Cohere is on a mission to scale intelligence to serve humanity by training and deploying frontier models for AI systems. The Evaluation Frontend Software Engineer will focus on building tools for visualizing and analyzing model evaluations, collaborating with cross-functional teams to enhance the development of large language models.
Responsibilities:
- Design tools and visualizations that enable researchers and engineers to compare and analyse hundreds of model evaluations.
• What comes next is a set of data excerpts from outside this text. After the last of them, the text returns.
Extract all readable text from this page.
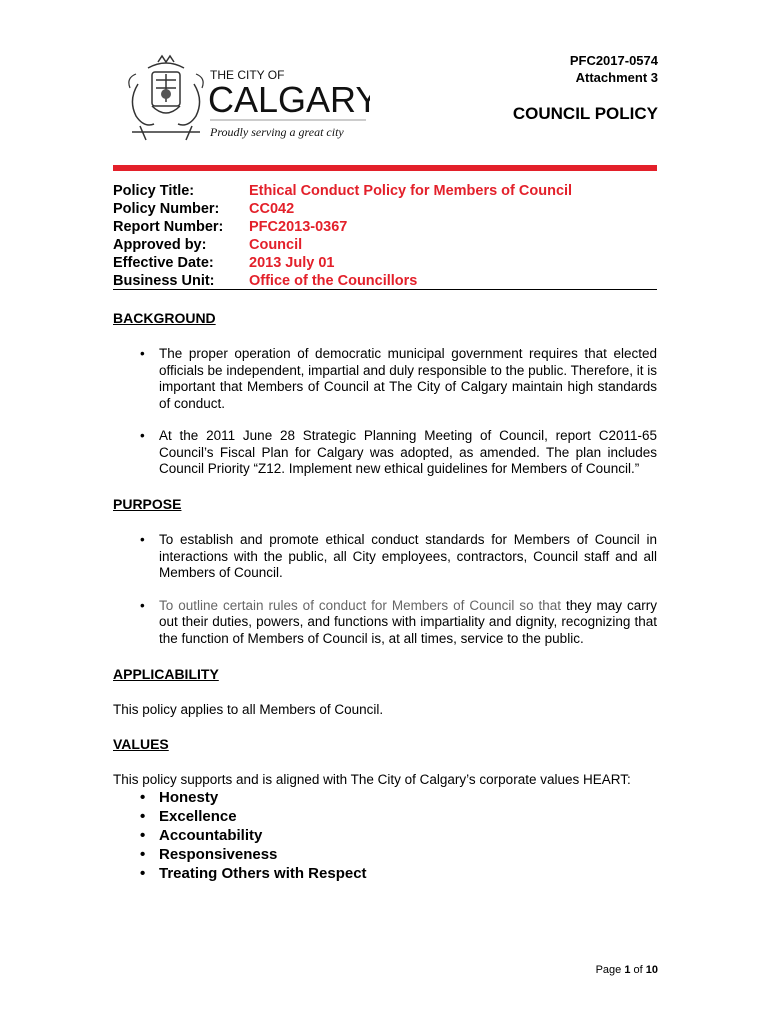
PFC2017-0574
Attachment 3
THE CITY OF
CALGARY
Proudly serving a great city
COUNCIL POLICY
Policy Title:	Ethical Conduct Policy for Members of Council
Policy Number:	CC042
Report Number:	PFC2013-0367
Approved by:	Council
Effective Date:	2013 July 01
Business Unit:	Office of the Councillors
BACKGROUND
• The proper operation of democratic municipal government requires that elected officials be independent, impartial and duly responsible to the public. Therefore, it is important that Members of Council at The City of Calgary maintain high standards of conduct.
• At the 2011 June 28 Strategic Planning Meeting of Council, report C2011-65 Council’s Fiscal Plan for Calgary was adopted, as amended. The plan includes Council Priority “Z12. Implement new ethical guidelines for Members of Council.”
PURPOSE
• To establish and promote ethical conduct standards for Members of Council in interactions with the public, all City employees, contractors, Council staff and all Members of Council.
• To outline certain rules of conduct for Members of Council so that they may carry out their duties, powers, and functions with impartiality and dignity, recognizing that the function of Members of Council is, at all times, service to the public.
APPLICABILITY
This policy applies to all Members of Council.
VALUES
This policy supports and is aligned with The City of Calgary’s corporate values HEART:
• Honesty
• Excellence
• Accountability
• Responsiveness
• Treating Others with Respect
Page 1 of 10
This includes both data visualization tools, as well as statistical tools to extract signal from the noisy signals we get
- Develop an understanding of the relative merits and limitations of each of our model evaluations, as well as suggest new facets of model evaluation
Requirements:
- Extremely strong software engineering skills
- Strong statistical skills and experience evaluating scientific experiments related to data collection and model performance
- Prior experience building front-end visualization systems and dashboards
- Familiarity with ML systems evaluations
- Proficiency in programming languages such as Python and ML frameworks (e.g., PyTorch, TensorFlow, JAX)
- Excellent communication skills to collaborate effectively with cross-functional teams and present findings
- One or more papers at top-tier venues (such as NeurIPS, ICML, ICLR, AIStats, MLSys, JMLR, AAAI, Nature, COLING, ACL, EMNLP)